The third element that gives a clue to Mahama’s character is how he speaks about his family – and eventually about his community and country. Clearly he was ‘daddy’s son.’ His father saw him as a special child, which is why he sent him to a boarding school at an early age. But his father also lived away from his mother, who had stayed on upcountry whilst Mahama and his siblings lived in the city. Thus, Mahama grew up knowing the ways of the city and the countryside. Mahama speaks very endearingly about his father, mother, siblings – including step-brothers and sisters. His story emphasizes the idea of the family as the basic unit of any society.

Therefore, Mahama seems to suggest, if Africa wishes to progress, it has to learn to erase, at least culturally, the boundaries that colonialism established between peoples who share languages, cultures or beliefs; even within a country. This is why he speaks of West Africa as if it is one big, extended family. His own family could easily find refuge in Ivory Coast or Nigeria.

This is how his father settled in exile, in Nigeria after passing through Ivory Coast, during the regime of Jerry Rawlings in the 1980s, when he was deemed an opponent of the military government. Although the old man had to leave Nigeria, like many other Ghanaians who had migrated there because of xenophobia, Mahama suggest that such episodes are consequences of Africans’ inability to promote solidarity among themselves.

In other words, Africans need to confront and defy divisive forces pretty much the way he did when he contested Ezra’s bullying.

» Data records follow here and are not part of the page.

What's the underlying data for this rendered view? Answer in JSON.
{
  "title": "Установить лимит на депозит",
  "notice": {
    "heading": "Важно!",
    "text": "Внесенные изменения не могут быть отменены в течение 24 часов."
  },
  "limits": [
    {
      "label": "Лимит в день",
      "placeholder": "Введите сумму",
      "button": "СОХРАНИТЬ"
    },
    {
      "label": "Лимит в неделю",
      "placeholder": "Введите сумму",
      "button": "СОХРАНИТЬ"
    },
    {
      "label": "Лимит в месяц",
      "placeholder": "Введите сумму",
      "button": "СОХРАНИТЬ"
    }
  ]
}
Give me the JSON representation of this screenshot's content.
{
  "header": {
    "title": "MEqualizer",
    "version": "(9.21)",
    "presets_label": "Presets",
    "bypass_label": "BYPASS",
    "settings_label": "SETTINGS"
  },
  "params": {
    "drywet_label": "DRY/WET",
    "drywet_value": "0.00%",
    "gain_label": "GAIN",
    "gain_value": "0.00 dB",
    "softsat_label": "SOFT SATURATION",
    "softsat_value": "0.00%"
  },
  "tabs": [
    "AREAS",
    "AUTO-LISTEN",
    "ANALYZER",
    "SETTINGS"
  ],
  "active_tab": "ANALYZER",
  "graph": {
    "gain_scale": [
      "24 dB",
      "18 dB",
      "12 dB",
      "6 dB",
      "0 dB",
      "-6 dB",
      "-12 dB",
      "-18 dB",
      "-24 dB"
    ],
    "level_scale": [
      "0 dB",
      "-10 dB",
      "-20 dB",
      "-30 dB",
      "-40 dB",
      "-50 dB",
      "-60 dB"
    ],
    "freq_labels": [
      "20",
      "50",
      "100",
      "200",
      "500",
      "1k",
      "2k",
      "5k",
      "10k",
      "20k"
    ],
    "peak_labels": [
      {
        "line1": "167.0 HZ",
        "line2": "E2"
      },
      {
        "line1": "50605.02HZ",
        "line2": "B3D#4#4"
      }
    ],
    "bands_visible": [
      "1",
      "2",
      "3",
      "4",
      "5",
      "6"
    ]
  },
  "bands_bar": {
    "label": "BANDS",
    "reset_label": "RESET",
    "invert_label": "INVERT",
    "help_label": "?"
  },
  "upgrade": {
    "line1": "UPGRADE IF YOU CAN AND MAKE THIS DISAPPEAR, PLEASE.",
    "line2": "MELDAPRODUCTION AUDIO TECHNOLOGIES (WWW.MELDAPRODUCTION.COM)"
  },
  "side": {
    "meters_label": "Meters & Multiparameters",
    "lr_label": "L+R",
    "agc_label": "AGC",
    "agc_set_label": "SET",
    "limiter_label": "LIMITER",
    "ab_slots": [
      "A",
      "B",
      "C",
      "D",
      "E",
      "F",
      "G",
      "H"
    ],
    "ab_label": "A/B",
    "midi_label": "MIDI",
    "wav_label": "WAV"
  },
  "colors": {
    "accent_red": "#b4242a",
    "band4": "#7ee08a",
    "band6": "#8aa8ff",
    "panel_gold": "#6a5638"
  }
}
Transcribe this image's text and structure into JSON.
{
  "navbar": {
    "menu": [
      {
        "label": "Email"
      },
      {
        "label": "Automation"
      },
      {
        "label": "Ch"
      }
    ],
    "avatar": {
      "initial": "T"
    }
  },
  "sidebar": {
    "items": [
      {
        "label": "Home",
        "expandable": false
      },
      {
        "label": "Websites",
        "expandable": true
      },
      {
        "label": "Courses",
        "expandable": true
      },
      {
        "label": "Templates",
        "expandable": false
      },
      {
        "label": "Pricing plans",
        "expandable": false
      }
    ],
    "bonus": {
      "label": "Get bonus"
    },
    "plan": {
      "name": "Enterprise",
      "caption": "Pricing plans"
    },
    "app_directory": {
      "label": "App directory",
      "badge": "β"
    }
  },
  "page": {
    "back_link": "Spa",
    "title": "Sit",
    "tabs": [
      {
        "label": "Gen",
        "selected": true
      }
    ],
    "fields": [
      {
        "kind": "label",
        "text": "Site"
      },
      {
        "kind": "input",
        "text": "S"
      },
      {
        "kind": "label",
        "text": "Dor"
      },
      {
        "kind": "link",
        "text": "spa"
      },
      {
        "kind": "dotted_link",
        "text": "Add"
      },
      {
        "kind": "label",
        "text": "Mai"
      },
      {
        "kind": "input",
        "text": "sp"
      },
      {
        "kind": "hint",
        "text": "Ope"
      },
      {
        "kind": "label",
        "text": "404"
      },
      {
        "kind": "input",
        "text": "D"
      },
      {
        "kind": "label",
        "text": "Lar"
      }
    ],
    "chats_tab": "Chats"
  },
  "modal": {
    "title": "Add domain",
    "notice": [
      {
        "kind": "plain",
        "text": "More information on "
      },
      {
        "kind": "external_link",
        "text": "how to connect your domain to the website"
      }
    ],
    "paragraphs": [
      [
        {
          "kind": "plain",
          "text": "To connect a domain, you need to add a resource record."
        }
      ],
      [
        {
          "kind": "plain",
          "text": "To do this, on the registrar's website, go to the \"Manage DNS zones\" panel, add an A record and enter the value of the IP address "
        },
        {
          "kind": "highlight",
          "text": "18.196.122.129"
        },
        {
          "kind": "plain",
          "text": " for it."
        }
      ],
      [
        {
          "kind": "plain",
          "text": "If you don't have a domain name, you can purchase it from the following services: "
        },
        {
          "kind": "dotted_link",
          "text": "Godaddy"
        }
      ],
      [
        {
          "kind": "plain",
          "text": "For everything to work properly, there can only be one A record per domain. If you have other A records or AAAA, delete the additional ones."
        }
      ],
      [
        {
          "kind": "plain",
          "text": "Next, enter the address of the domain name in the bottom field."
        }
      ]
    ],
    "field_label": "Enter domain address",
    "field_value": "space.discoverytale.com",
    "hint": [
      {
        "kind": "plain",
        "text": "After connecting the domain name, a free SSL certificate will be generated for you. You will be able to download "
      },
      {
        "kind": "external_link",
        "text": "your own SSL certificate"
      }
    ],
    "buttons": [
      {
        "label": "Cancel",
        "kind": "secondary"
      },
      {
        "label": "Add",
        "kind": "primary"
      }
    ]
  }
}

Remember there wasn’t a more strident Pan-Africanist than Kwame Nkrumah. Remember that we have had even a Ghanaian as Chief Justice in this country: Frederick Kwasi Apaloo.

My First Coup D’état is as personal a story as it is a tale of growing up and falling in love with one’s community and country. Mahama’s story leaves the reader with the feeling that his respect and love for his country draws from his love for his family and community. Maybe, just maybe, this is why politicians like Mahama would find it easier accept the verdict of the people, who had adjudged his party and government to have failed to deliver on its promises and to concede power to an opponent.